When will most people switch from "two thousand [year]" to "twenty [year]"?

It’s been my experience throughout the 2000s that people have almost universally stated the year as “two thousand [year]” – i.e., 2009 was “two thousand nine,” not “twenty-oh-nine.” I’ve noticed, though, that we’re entering a period where the transition to “twenty [year]” is starting to happen, and, thus, we will probably see both usages for a few years (for instance, ads for the movie 2012 state the movie’s title as “two thousand twelve,” while, on the other hand, I saw some commercial featuring Christina Aguilera that mentioned an offer that was good through 2011, pronounced “twenty eleven”).

My question is, when do you think that the “twenty [year]” convention will become the universal standard? I think that the absolute latest will be 2020, just because “twenty twenty” already sounds familiar to most people from 20-20 vision and the ABC show “20/20”, and there’ll be no going back from there. Personally, though, my guess is that the switch will happen earlier, by the end of 2013. It seems to me that “two thousand thirteen,” with its four “t”/“th” sounds, is much more awkward to say than “twenty thirteen,” so that’s when it will really catch on.

What say you? Will “twenty ten” become the standard starting tomorrow, or will people still be saying “two thousand ninety-nine” in 2099?

In less than 3 hours.

Agreed. It’ll be “twenty ten” now and “twenty eleven” looking ahead very, very soon.
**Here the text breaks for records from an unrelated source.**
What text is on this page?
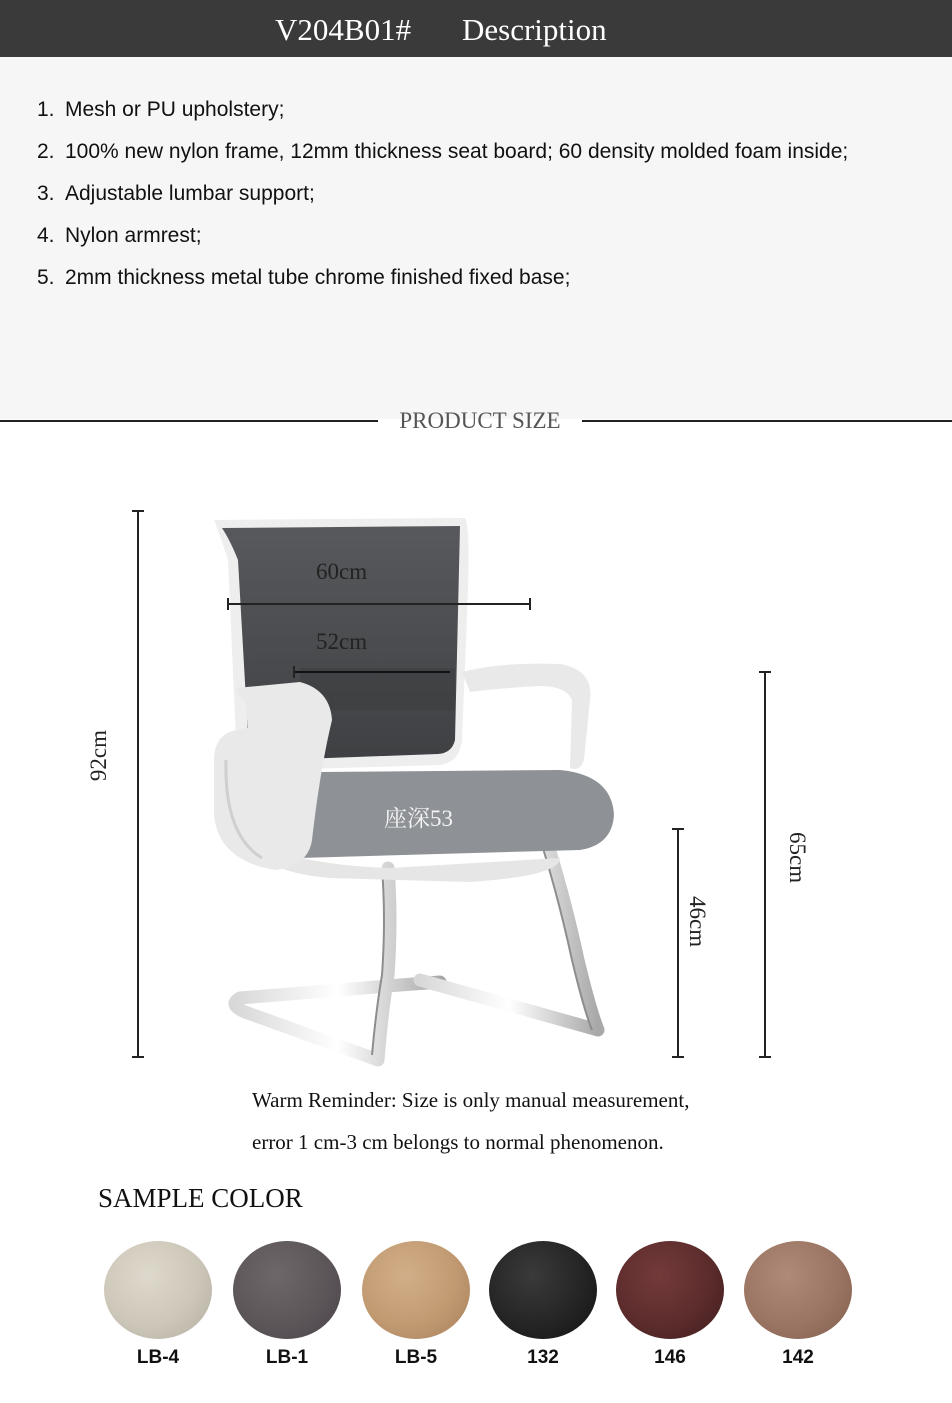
V204B01# Description
1. Mesh or PU upholstery;
2. 100% new nylon frame, 12mm thickness seat board; 60 density molded foam inside;
3. Adjustable lumbar support;
4. Nylon armrest;
5. 2mm thickness metal tube chrome finished fixed base;
PRODUCT SIZE
60cm
52cm
92cm
座深53
46cm
65cm
Warm Reminder: Size is only manual measurement,
error 1 cm-3 cm belongs to normal phenomenon.
SAMPLE COLOR
LB-4	LB-1	LB-5	132	146	142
I can’t wait for the twenty teens.

I’ve been using “twenty ten” and no-one’s thought it unusual.

I’m still saying two thousand ten… but I’m sure by the end of the year, I’ll be slipping in some "twenty eleven"s.

Right now. Twenty ten.

I’ve never said “two thousand” anything. It’s been “oh eight”, “oh nine” etc. I like brevity.

I prefer “two thousand and…” up to and including 2012, then I’ll probably start to go with “twenty…”

I just think “twenty-eleven” sounds too ridiculous, so I’ll make the change after that one is over with.

It’s Twenty-Ten in North Carliner now…

Interesting question. FWIW, most people in this part of the world have been using “Two thousand and [Year]” so far- so you’d refer to something happening in “Two Thousand And Eight”, for example.

Personally, I’ll probably continue to use this format for a while yet. The whole “Twenty [Year]” format conjures up images of The Future for me, and I don’t quite feel like we’re there yet.


heard it being referred to as 2K10 during an ad spot for the football game tonight. Almost made my beer curdle

I’m wondering what effect it’ll have on car model years.

'65 Mustang, '57 Chevy, '85 LeBaron, '08 Corolla all sounds normal.

'10 Honda just doesn’t sound right.

I’ve been hearing it as twenty-year for several years already.

Yes, but what were they saying.:wink:

I’m saying “2010” as “two ten”.
Next year will be “two eleven” etc.

My prediction is that by “two 12” I will be in the majority.

I’m still voting for two oh ten. Then it will be two oh eleven, two oh twelve, and so on for the rest of the century.

I think twenty-ten is fine, but sounds weird when doing a whole date. So it would be “in the year twenty-ten” but “on April 2nd, two-thousand-ten.” Saying random dates in my head I’ve come up with the following all full dates using the 2k form, but most years except 2011 (twenty-eleven sounds awkward to me) using just twenty-[number] for plain year statement.

I forgot to mention in my earlier post that I won’t be calling this year “twenty ten” or “two thousand ten”. I’m going to be a real rebel and just call it “ten”. I mean, it’s not like we ever said “nineteen hundred” back in the 1900s. It was “eighty-five” or “ninety-eight” or whatever. And it’s not ambiguous either: if you say you did something back in ten, nobody is going to sit there scratching their head wondering if you meant 2010, 1910, or 1810. So fuck it, it’s ten.

English has always prided itself on being able to express things with relatively few syllables. So why the hard-on now for “two thousand” or even worse “two thousand and”? It makes no damn sense.